Less than 24 hours after the much anticipated “Back To The Mac” Keynote that saw the merging of OS X with iOS, and the announcement of the Mac App Store, Engadget is reporting on a rather gaping security hole in the recently released Facetime for Mac Beta that puts your personal data, including account security questions, answers, and even your date of birth on public display.
According to reports, anyone with access to your laptop can easily change your password and/or security question for your account without having to know the answers to either of the above to begin with. Signing out of Facetime provides no peace of mind either, since the app generously stores your password and recalls the information once you’re logged in, making it all too easy for would-be hackers to sign in to your account with relative ease and wreak havoc.

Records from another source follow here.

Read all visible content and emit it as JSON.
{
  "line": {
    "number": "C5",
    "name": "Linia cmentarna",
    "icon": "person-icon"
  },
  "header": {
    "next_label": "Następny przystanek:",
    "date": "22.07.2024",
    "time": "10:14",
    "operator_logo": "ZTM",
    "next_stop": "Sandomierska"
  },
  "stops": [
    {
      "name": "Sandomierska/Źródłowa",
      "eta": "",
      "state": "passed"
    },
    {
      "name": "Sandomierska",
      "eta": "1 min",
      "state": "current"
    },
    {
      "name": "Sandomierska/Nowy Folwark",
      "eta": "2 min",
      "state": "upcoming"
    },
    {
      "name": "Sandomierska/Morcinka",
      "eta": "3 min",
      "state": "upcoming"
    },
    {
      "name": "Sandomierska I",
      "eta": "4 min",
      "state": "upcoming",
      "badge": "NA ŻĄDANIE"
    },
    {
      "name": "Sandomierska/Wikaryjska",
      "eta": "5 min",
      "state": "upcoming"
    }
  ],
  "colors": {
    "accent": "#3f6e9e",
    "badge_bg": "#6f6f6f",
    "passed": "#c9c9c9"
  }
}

So much for that Walled Garden mentality.
MacLife’s J Keirn-Swanson, who reported on the security lapse, offered this bit of advice for those of us camping out at our local Starbucks:
Now, granted, someone has to have physical access to your computer to see this information, but looking over your shoulder in a coffee shop isn't that hard to pull off. And with this information, they can change your password and lock you out of your own account while they run rampant. Apparently, you can even reset your password in FaceTime without being first prompted to enter the original password.
Ouch. And if you think that’s bad, completely independent of Apple, developer Zach Holman has brought a whole new layer to the saga with his newest endeavor. To describe it, I’ll paraphrase Jobs' comment about the marriage of iOS and OS X from the Keynote yesterday. “What would happen if Facetime and Chat Roulette hooked up?” The answer? Facelette.
I don’t know what’s worse: the aforementioned security hole, or the idea of chatting with random strangers on Facetime while such a security hole compromises and exposes your personal data. Though to be fair, if Chat Roulette has taught us anything since its 2009 inception, it’s that exposing yourself, however you look at it, isn’t exactly new territory.